As Bob Brinsmead has said, there are no really bad people just people led astray by bad ideas, notably, bad religious ideas.

You would have to believe the great fallacy of “Declinism” (Arthur Herman’s “The Idea of Decline in Western History”) in order to find support for the lie of essential human badness, because amassed evidence shows both long-term ongoing improvement in humanity and consequent improvement in overall life. See, for example, “Humanprogress.org”. They are good on general trends in life but, unfortunately, horrible in affirming climate alarmism. Ah, always a fly in the ointment, eh.

The overall trend of improving humanity is seen in billions of individual human stories showing improvement over their lifespan. The 8 billion flowers blooming.

Another:

Love is a non-religious ideal and practice. Every human person, whether religious or non-religious, possesses the same primal impulse to love emanating from the core of their human self, their consciousness.

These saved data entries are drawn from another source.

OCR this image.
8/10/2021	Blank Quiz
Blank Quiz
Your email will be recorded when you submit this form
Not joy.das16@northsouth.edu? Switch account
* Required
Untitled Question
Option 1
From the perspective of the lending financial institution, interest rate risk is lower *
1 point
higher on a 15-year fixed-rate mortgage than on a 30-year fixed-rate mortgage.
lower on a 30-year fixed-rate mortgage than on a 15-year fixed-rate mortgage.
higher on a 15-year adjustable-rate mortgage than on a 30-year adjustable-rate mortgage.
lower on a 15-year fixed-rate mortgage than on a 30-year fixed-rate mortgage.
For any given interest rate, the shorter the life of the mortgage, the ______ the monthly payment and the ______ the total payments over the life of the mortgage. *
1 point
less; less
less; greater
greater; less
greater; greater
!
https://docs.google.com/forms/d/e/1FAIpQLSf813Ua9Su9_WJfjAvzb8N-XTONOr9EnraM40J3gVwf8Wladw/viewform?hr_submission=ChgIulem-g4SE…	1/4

“Unconditional” love is even more profoundly nonreligious, contrasting entirely with religion as humanity’s premier creation of a highly conditional institution, presenting countless burdensome conditions to appease and please the pettiness of angry, retaliatory deity.

Learning what love actually is, and how to love, is the central purpose of our existence and life story.

Love is the epitome identity marker of what it means to be human. And there is a form of love that is a magnitude of reach beyond what many of us assume love to be (i.e. love of family, lovers and friends, neighbors). What the wisdom sage urged in his statement to reject retaliatory, punitive justice and to “love the enemy”. And in doing that, he said, you become just like God.